How bats became the only flying mammals
Bats stand apart as the only mammals capable of true powered flight. Their secret isn’t a radical new genome, but a smart reapplication of old genetic tools. Scientists have long wondered how a five-fingered limb could morph into a wing with a delicate skin sheet. A recent study published in Nature Ecology & Evolution tracks how regulatory evolution—how, when, and where genes are turned on—shaped this remarkable transformation.
From the outset, researchers expected dramatic genetic differences to underlie such a leap. Yet, as more mammalian genomes were compared and embryonic development observed, it became clear that most genes are shared across mammals. What changes is not the gene list but how those genes are deployed during limb formation. The big question became: how can the same blueprint produce such different outcomes?

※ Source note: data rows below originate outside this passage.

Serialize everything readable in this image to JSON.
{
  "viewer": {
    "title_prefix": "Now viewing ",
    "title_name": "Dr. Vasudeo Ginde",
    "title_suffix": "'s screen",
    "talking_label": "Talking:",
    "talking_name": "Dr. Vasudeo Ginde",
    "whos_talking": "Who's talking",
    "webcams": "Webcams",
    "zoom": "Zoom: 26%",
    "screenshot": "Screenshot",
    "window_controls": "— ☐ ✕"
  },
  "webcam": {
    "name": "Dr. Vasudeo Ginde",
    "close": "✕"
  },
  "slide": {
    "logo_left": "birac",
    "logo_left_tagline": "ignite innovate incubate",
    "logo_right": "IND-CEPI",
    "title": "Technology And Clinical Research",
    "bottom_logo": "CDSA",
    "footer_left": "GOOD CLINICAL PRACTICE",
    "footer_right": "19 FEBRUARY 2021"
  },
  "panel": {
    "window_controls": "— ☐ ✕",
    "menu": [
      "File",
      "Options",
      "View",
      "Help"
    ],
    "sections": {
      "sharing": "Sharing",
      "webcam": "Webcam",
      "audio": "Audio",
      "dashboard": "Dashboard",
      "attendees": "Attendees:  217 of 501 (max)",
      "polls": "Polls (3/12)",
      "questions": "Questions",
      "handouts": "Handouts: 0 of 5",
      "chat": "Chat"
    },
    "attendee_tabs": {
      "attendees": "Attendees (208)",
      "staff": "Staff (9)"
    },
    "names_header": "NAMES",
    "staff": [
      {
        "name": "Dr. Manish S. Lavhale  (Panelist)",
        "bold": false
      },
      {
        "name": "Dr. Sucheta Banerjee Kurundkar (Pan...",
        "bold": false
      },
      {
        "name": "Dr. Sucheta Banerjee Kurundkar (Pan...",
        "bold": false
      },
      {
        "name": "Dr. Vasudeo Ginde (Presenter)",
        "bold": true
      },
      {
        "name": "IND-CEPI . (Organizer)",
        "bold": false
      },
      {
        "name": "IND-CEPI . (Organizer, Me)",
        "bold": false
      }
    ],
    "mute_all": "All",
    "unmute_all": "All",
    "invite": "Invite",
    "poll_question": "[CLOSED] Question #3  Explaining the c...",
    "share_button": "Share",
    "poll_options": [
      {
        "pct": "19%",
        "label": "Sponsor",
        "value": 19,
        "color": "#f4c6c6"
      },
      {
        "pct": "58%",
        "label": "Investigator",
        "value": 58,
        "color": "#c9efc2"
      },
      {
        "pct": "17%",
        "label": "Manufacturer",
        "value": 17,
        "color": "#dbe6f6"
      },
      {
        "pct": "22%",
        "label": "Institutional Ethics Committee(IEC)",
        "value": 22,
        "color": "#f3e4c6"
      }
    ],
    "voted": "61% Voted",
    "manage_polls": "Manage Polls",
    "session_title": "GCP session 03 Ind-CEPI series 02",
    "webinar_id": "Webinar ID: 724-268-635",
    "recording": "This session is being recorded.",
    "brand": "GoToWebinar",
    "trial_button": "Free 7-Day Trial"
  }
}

The chiropatagium mystery and a nuanced answer
In bats, the forelimbs stretch to form the wing primarily through the chiropatagium, a thin membrane spanning the digits. Traditional thinking suggested that bats retained wing skin by suppressing interdigital cell death (apoptosis) during development. If apoptosis is inhibited, the tissue between the fingers would persist, creating a continuous wing surface.
To test this idea, researchers built an “interspecies limb atlas,” profiling more than 180,000 cells from embryonic bat and mouse limbs. They combined single-cell RNA sequencing with other genomic tools to map the major cell populations—bone, muscle, connective tissue, and skin—across critical developmental stages. Surprisingly, at the cellular level, bat and mouse limbs were nearly indistinguishable: the same cell types appear whether the limb becomes a paw or a wing, and the same apoptotic programs operate in both species.
The team then zeroed in on the chiropatagium itself, sequencing cells from that region. They found a specialized population of fibroblasts—connective tissue cells—present only in bat forelimbs between the digits. Rather than inventing a brand-new cell type, evolution repurposed an existing population that sits closer to the shoulder in mice. In bats, these cells reside in the distal limb near the developing digits and carry a distinct genetic identity, driven by two transcription factors: MEIS2 and TBX3.
In most mammals, MEIS2 and TBX3 are silenced before the fingers form. In bats, however, they are reactivated in the wing-forming region, guiding the identity of this fibroblast population and potentially influencing how the tissue between digits is sculpted by apoptosis. This is an example of evolutionary co-option—using established gene programs to build a new structure, rather than creating entirely new genetic modules.
Testing the idea in mice
To determine if these regulators could drive wing-like changes, the researchers engineered mice to express bat versions of MEIS2 and TBX3 in the developing distal limb and interdigital tissues. They used an enhancer to activate these genes in the fingers and the webbing between them. The results were striking: mouse embryos grew webbed digits, and the tissue between the fingers thickened and organized into a more bat-like wing region. Some cells in the webbing adopted gene expression patterns found in bat wing fibroblasts, and the limb showed tangible, three-dimensional differences, including fused digits and expanded connective tissue.
“With just these two transcription factors, we could partially recapitulate the bat’s wing-building program,” said one of the study’s authors. It’s important to note that turning a mouse into a bat is far from complete flight—flight requires coordinated shifts in bones, muscles, skin, and more. Still, the work demonstrates the power of regulatory shifts in evolutionary development.
Implications beyond bats
The findings have broader relevance. They hint that other evolutionary innovations—bird wings, fish fins, whale flippers—may arise through similar regulatory tweaks using existing gene networks. Beyond evolutionary biology, understanding how digit separation and tissue patterning are controlled could illuminate human developmental disorders, such as syndactyly, where fingers remain fused. Deciphering which genes influence digit separation may improve diagnosis or open avenues for treatment.
As researchers continue applying single-cell technologies to development, they expect to uncover more cases where evolution repurposes old genes in novel contexts. The bat study thus underscores a powerful theme: major structural innovations often arise from flexible gene regulation rather than brand-new genetic material.